Have you done any performance tests? With Django, for example, you can use the django-debug-toolbar to find slow queries. (New Relic is awesome too.) When testing, start without indexes to find the bottlenecks. Do not assume where the query slowdowns are or will occur. That said, do pay close attention to any queries that use WHERE, ORDER BY, FILTER BY, and any JOINs.
Have you used raw SQL? Before assigning indexes, ALWAYS rewrite your code to use raw SQL. Raw SQL queries are generally faster than using an ORM as they happen at a lower level. Complicated queries should almost always be written in straight SQL. For example:
SELECT d.Name AS 'Department' FROM departments d JOIN employees e ON e.department_id = d.Department_id GROUP BY d.department_id HAVING COUNT(e.employee_id) < 3
If you do decide to add indexes follow these steps:
Capture and record stats from your performance tests based on your production database.
Alter the data model in development.
Do not waste valuable resources by adding indexes to tables with a small amount of data.

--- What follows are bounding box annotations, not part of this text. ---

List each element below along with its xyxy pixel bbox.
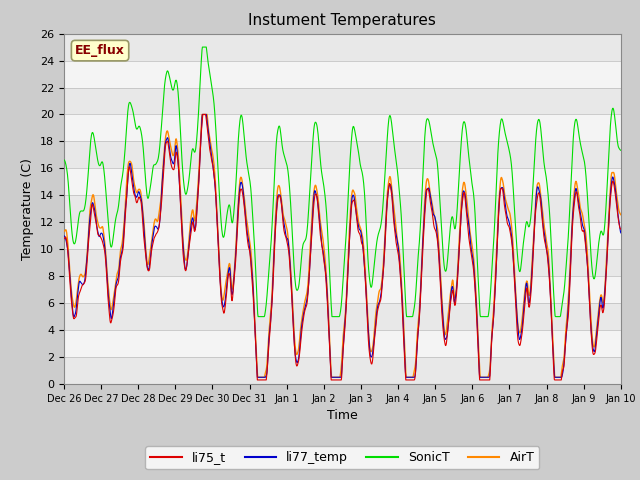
Bar bbox=[64, 168, 621, 195]
li75_t bbox=[183, 261, 191, 267]
Bar bbox=[64, 142, 621, 168]
AirT bbox=[520, 295, 528, 301]
Bar bbox=[64, 276, 621, 303]
li75_t bbox=[280, 222, 287, 228]
SonicT bbox=[617, 147, 625, 153]
Y-axis label: Temperature (C): Temperature (C) bbox=[22, 158, 35, 260]
Legend: li75_t, li77_temp, SonicT, AirT: li75_t, li77_temp, SonicT, AirT bbox=[145, 446, 540, 469]
Line: li75_t: li75_t bbox=[64, 114, 621, 380]
li77_temp bbox=[198, 111, 206, 117]
AirT bbox=[617, 212, 625, 217]
AirT bbox=[568, 220, 576, 226]
li75_t bbox=[617, 226, 625, 232]
li75_t bbox=[520, 309, 528, 315]
SonicT bbox=[60, 157, 68, 163]
SonicT bbox=[254, 314, 262, 320]
SonicT bbox=[183, 189, 191, 195]
li75_t bbox=[293, 363, 301, 369]
li75_t bbox=[199, 111, 207, 117]
SonicT bbox=[280, 149, 287, 155]
Bar bbox=[64, 330, 621, 357]
SonicT bbox=[198, 44, 206, 50]
AirT bbox=[280, 212, 287, 218]
Line: AirT: AirT bbox=[64, 114, 621, 377]
SonicT bbox=[568, 157, 576, 163]
Bar bbox=[64, 222, 621, 249]
Bar bbox=[64, 34, 621, 60]
Text: EE_flux: EE_flux bbox=[75, 44, 125, 57]
li75_t bbox=[429, 212, 436, 217]
Bar bbox=[64, 303, 621, 330]
li77_temp bbox=[60, 233, 68, 239]
li77_temp bbox=[520, 302, 528, 308]
li77_temp bbox=[183, 262, 191, 268]
SonicT bbox=[429, 138, 436, 144]
Bar bbox=[64, 60, 621, 87]
AirT bbox=[60, 228, 68, 234]
Line: li77_temp: li77_temp bbox=[64, 114, 621, 377]
li77_temp bbox=[253, 374, 261, 380]
li75_t bbox=[60, 236, 68, 242]
Bar bbox=[64, 357, 621, 384]
li75_t bbox=[568, 231, 576, 237]
AirT bbox=[198, 111, 206, 117]
li77_temp bbox=[429, 207, 436, 213]
AirT bbox=[183, 255, 191, 261]
li75_t bbox=[253, 377, 261, 383]
SonicT bbox=[520, 234, 528, 240]
AirT bbox=[293, 352, 301, 358]
li77_temp bbox=[617, 230, 625, 236]
Title: Instument Temperatures: Instument Temperatures bbox=[248, 13, 436, 28]
Bar bbox=[64, 249, 621, 276]
Bar bbox=[64, 87, 621, 114]
li77_temp bbox=[280, 216, 287, 222]
Line: SonicT: SonicT bbox=[64, 47, 621, 317]
AirT bbox=[254, 374, 262, 380]
Bar bbox=[64, 114, 621, 142]
li77_temp bbox=[568, 224, 576, 230]
X-axis label: Time: Time bbox=[327, 409, 358, 422]
Bar bbox=[64, 195, 621, 222]
AirT bbox=[429, 204, 436, 209]
SonicT bbox=[293, 288, 301, 293]
li77_temp bbox=[293, 359, 301, 365]
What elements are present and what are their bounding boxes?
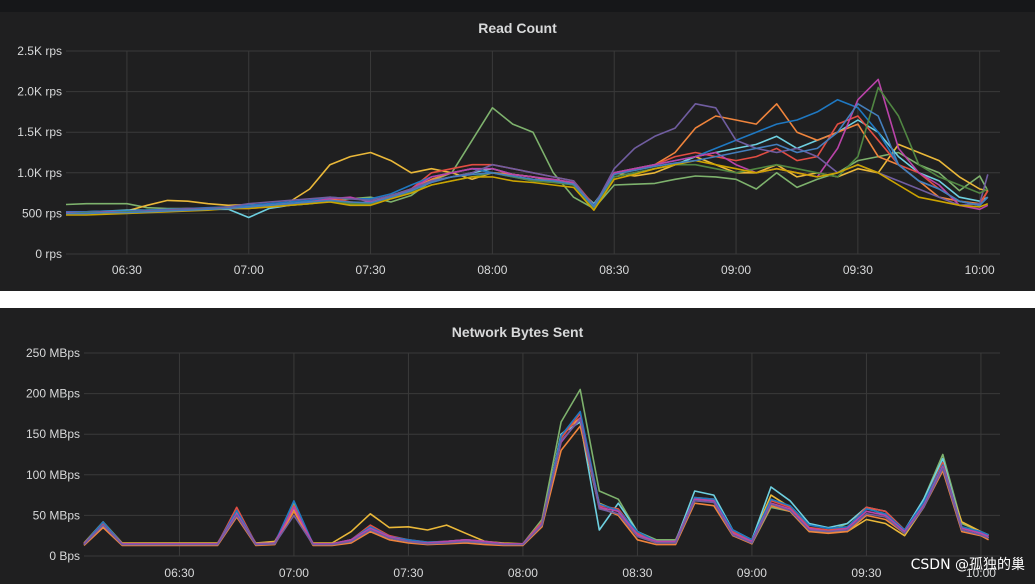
network-bytes-series-magenta [83, 418, 989, 546]
network-bytes-y-tick-label: 50 MBps [33, 508, 80, 522]
network-bytes-x-tick-label: 07:30 [393, 566, 423, 580]
read-count-y-tick-label: 2.5K rps [17, 44, 62, 58]
read-count-y-tick-label: 1.5K rps [17, 125, 62, 139]
read-count-panel: 0 rps 500 rps 1.0K rps 1.5K rps 2.0K rps 2.5K… [0, 12, 1035, 291]
network-bytes-x-tick-label: 10:00 [966, 566, 996, 580]
read-count-x-tick-label: 07:00 [234, 263, 264, 277]
network-bytes-y-tick-label: 100 MBps [26, 468, 80, 482]
read-count-x-tick-label: 08:30 [599, 263, 629, 277]
read-count-x-tick-label: 07:30 [356, 263, 386, 277]
network-bytes-x-tick-label: 09:00 [737, 566, 767, 580]
csdn-watermark: CSDN @孤独的巢 [910, 557, 1025, 573]
network-bytes-y-tick-label: 150 MBps [26, 427, 80, 441]
network-bytes-series-red [83, 425, 989, 547]
read-count-x-tick-label: 08:00 [477, 263, 507, 277]
read-count-x-tick-label: 06:30 [112, 263, 142, 277]
read-count-x-tick-label: 09:30 [843, 263, 873, 277]
network-bytes-x-tick-label: 07:00 [279, 566, 309, 580]
network-bytes-x-tick-label: 06:30 [164, 566, 194, 580]
read-count-series-steelblue [66, 103, 989, 215]
network-bytes-sent-panel: 0 Bps 50 MBps 100 MBps 150 MBps 200 MBps 250 … [0, 308, 1035, 584]
read-count-series-gold [66, 159, 989, 216]
read-count-y-tick-label: 0 rps [35, 247, 62, 261]
network-bytes-x-tick-label: 09:30 [851, 566, 881, 580]
read-count-x-tick-label: 10:00 [965, 263, 995, 277]
network-bytes-y-tick-label: 0 Bps [49, 549, 80, 563]
read-count-series-green [65, 107, 989, 210]
read-count-series-darkgreen [65, 86, 989, 215]
network-bytes-x-tick-label: 08:00 [508, 566, 538, 580]
network-bytes-sent-title[interactable]: Network Bytes Sent [451, 324, 584, 340]
dashboard-top-bar [0, 0, 1035, 12]
read-count-y-tick-label: 500 rps [22, 206, 62, 220]
read-count-x-tick-label: 09:00 [721, 263, 751, 277]
network-bytes-y-tick-label: 250 MBps [26, 346, 80, 360]
read-count-title[interactable]: Read Count [478, 20, 557, 36]
network-bytes-y-tick-label: 200 MBps [26, 387, 80, 401]
read-count-chart: 0 rps 500 rps 1.0K rps 1.5K rps 2.0K rps 2.5K… [17, 44, 1000, 277]
network-bytes-x-tick-label: 08:30 [622, 566, 652, 580]
read-count-series-magenta [66, 78, 989, 214]
read-count-y-tick-label: 1.0K rps [17, 166, 62, 180]
read-count-y-tick-label: 2.0K rps [17, 85, 62, 99]
network-bytes-sent-chart: 0 Bps 50 MBps 100 MBps 150 MBps 200 MBps 250 … [26, 346, 1000, 580]
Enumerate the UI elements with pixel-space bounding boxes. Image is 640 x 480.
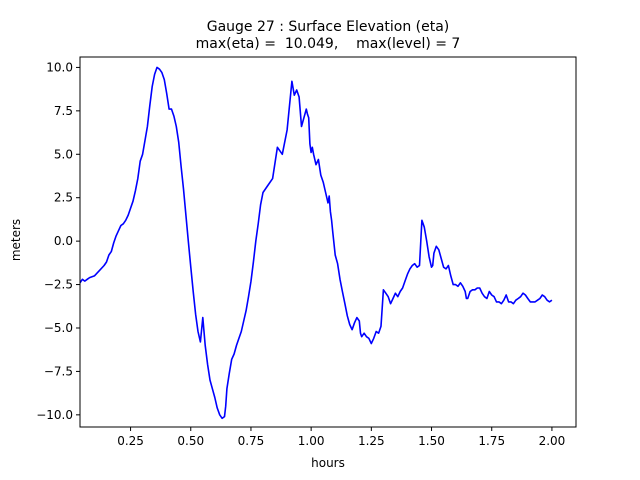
y-tick-label: 7.5 [54,104,73,118]
y-tick-label: 0.0 [54,234,73,248]
x-tick-label: 0.50 [177,434,204,448]
x-tick-label: 1.00 [298,434,325,448]
x-tick-label: 1.75 [478,434,505,448]
y-tick-label: −5.0 [44,321,73,335]
y-tick-label: 10.0 [46,60,73,74]
x-axis-label: hours [311,456,345,470]
plot-frame [79,56,577,428]
y-tick-label: −2.5 [44,278,73,292]
y-tick-label: 2.5 [54,191,73,205]
x-tick-label: 0.25 [117,434,144,448]
x-tick-label: 0.75 [238,434,265,448]
x-tick-label: 2.00 [539,434,566,448]
chart-subtitle: max(eta) = 10.049, max(level) = 7 [196,36,461,52]
chart-title: Gauge 27 : Surface Elevation (eta) [207,19,450,35]
y-tick-label: −7.5 [44,364,73,378]
plot-area [79,66,553,420]
x-tick-label: 1.50 [418,434,445,448]
x-tick-label: 1.25 [358,434,385,448]
series-line [79,66,553,420]
y-axis: −10.0 −7.5 −5.0 −2.5 0.0 2.5 5.0 7.5 10.0 [36,60,80,422]
y-tick-label: −10.0 [36,408,73,422]
y-axis-label: meters [9,219,23,261]
y-tick-label: 5.0 [54,147,73,161]
x-axis: 0.25 0.50 0.75 1.00 1.25 1.50 1.75 2.00 [117,427,565,448]
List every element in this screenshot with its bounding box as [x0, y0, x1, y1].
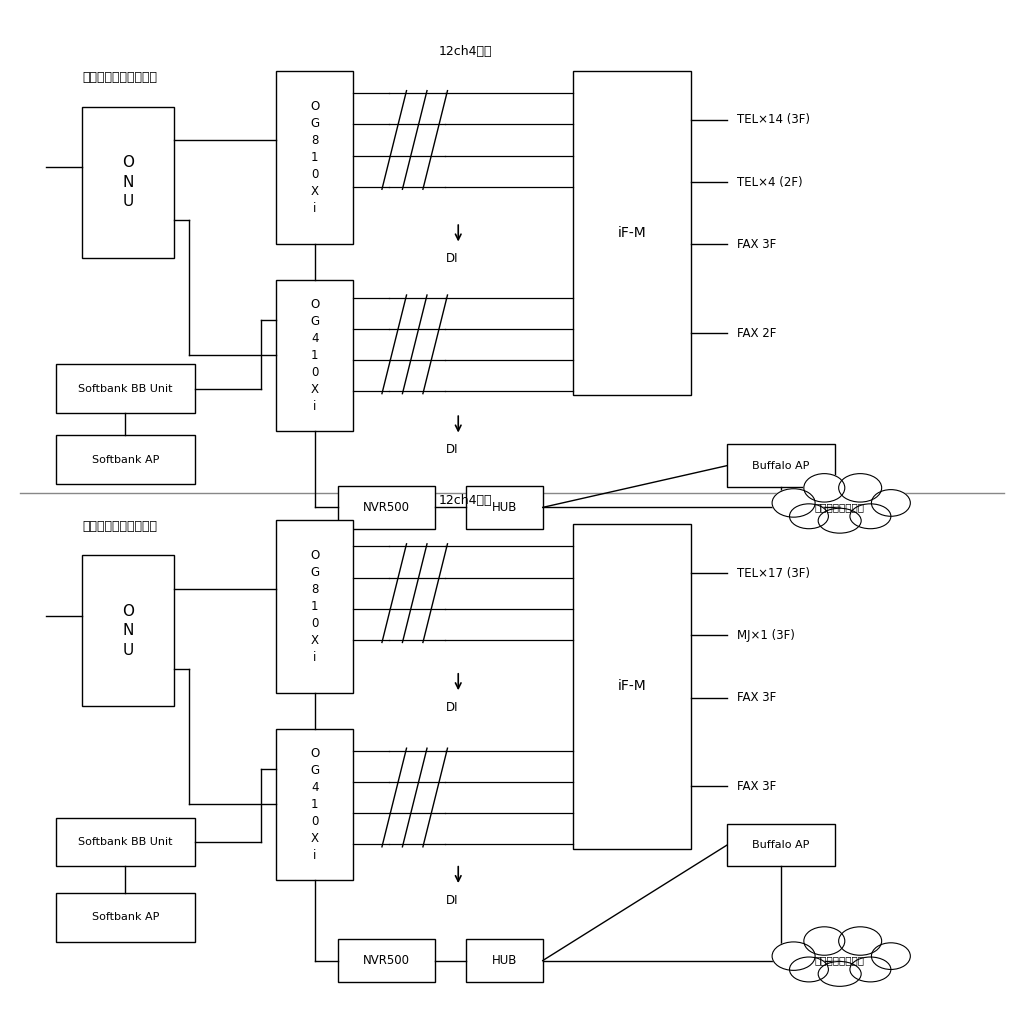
Text: O
G
4
1
0
X
i: O G 4 1 0 X i: [310, 747, 319, 862]
Bar: [276, 520, 353, 693]
Bar: [56, 817, 195, 866]
Ellipse shape: [839, 927, 882, 955]
Text: FAX 3F: FAX 3F: [737, 691, 776, 704]
Text: DI: DI: [445, 444, 459, 457]
Ellipse shape: [818, 961, 861, 987]
Text: Softbank BB Unit: Softbank BB Unit: [78, 384, 173, 394]
Text: 工事前／　設置機種：: 工事前／ 設置機種：: [82, 72, 157, 84]
Text: O
G
8
1
0
X
i: O G 8 1 0 X i: [310, 549, 319, 664]
Text: FAX 3F: FAX 3F: [737, 238, 776, 251]
Text: O
N
U: O N U: [122, 155, 134, 210]
Text: 社内ネットワーク: 社内ネットワーク: [815, 502, 864, 513]
Ellipse shape: [818, 509, 861, 533]
Text: HUB: HUB: [492, 954, 517, 967]
Bar: [573, 71, 691, 395]
Text: 社内ネットワーク: 社内ネットワーク: [815, 955, 864, 965]
Ellipse shape: [871, 489, 910, 517]
Bar: [466, 486, 543, 529]
Bar: [276, 280, 353, 431]
Text: Buffalo AP: Buffalo AP: [752, 461, 810, 471]
Text: DI: DI: [445, 252, 459, 265]
Ellipse shape: [804, 927, 845, 955]
Text: iF-M: iF-M: [617, 680, 647, 694]
Bar: [82, 555, 174, 706]
Text: Softbank AP: Softbank AP: [92, 455, 159, 465]
Text: iF-M: iF-M: [617, 226, 647, 240]
Text: TEL×14 (3F): TEL×14 (3F): [737, 113, 810, 127]
Bar: [573, 525, 691, 849]
Text: NVR500: NVR500: [364, 954, 410, 967]
Bar: [56, 893, 195, 942]
Text: MJ×1 (3F): MJ×1 (3F): [737, 629, 796, 642]
Text: 工事後／　設置機種：: 工事後／ 設置機種：: [82, 520, 157, 533]
Text: Buffalo AP: Buffalo AP: [752, 840, 810, 850]
Bar: [338, 939, 435, 982]
Text: Softbank AP: Softbank AP: [92, 913, 159, 923]
Bar: [56, 436, 195, 484]
Text: TEL×17 (3F): TEL×17 (3F): [737, 566, 810, 579]
Text: DI: DI: [445, 893, 459, 907]
Ellipse shape: [839, 474, 882, 502]
Text: TEL×4 (2F): TEL×4 (2F): [737, 175, 803, 188]
Ellipse shape: [772, 942, 815, 970]
Text: 12ch4番号: 12ch4番号: [439, 45, 493, 58]
Bar: [727, 824, 835, 866]
Bar: [276, 71, 353, 244]
Text: O
G
4
1
0
X
i: O G 4 1 0 X i: [310, 298, 319, 413]
Text: FAX 2F: FAX 2F: [737, 327, 776, 339]
Bar: [466, 939, 543, 982]
Text: HUB: HUB: [492, 500, 517, 514]
Ellipse shape: [850, 503, 891, 529]
Bar: [276, 728, 353, 879]
Ellipse shape: [790, 957, 828, 982]
Bar: [338, 486, 435, 529]
Bar: [727, 445, 835, 487]
Ellipse shape: [871, 943, 910, 969]
Bar: [82, 106, 174, 257]
Text: NVR500: NVR500: [364, 500, 410, 514]
Text: DI: DI: [445, 701, 459, 714]
Ellipse shape: [850, 957, 891, 982]
Ellipse shape: [772, 488, 815, 518]
Text: FAX 3F: FAX 3F: [737, 780, 776, 793]
Text: O
N
U: O N U: [122, 604, 134, 658]
Text: Softbank BB Unit: Softbank BB Unit: [78, 837, 173, 847]
Ellipse shape: [804, 474, 845, 502]
Ellipse shape: [790, 503, 828, 529]
Text: 12ch4番号: 12ch4番号: [439, 493, 493, 506]
Bar: [56, 365, 195, 413]
Text: O
G
8
1
0
X
i: O G 8 1 0 X i: [310, 100, 319, 215]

When adding indexes, take cardinality into account.
Test. Compare the changes with the benchmarks. Be aware, though, that your application will perfrom much different in development than production.
Refactor (if necessary).
Continue to pull stats and conduct performance testing, comparing the results with the original results before indexes were added.
Going back to the work I did, let's look at one simple, yet often overlooked example:
class ContactForm(models.Model): name = models.CharField(max_length=150) email = models.EmailField(max_length=250) topic = models.CharField(max_length=200) message = models.CharField(max_length=1000) timestamp = models.DateTimeField(auto_now_add=True, default=datetime.datetime.now)
This simple table is used for storing the results of a contact form. At first glance it may look simple, but you need to pay attention to the queries being conducted.
In this case, one query sorted the timestamp by date and then aggregated both the name and email fields. Because there are over 10,000 rows of data, the sorting itself caused a significant bottleneck.
So, by altering the model, with South, I was able to quickly speed up performance:
class ContactForm(models.Model): name = models.CharField(db_index=True,max_length=150) email = models.EmailField(max_length=250) topic = models.CharField(max_length=200) message = models.CharField(max_length=1000) timestamp = models.DateTimeField(db_index=True,auto_now_add=True, default=datetime.datetime.now)
- start with no indexes,
- try to reduce bottlenecks using cacheing and/or adding raw SQL,
- think balance: indexes could slow down database writing (INSERT, UPDATE, or DELETE) , and
- stay away from indexing full text fields (look at the first few characters instead)
Did I miss something? How do you approach indexing?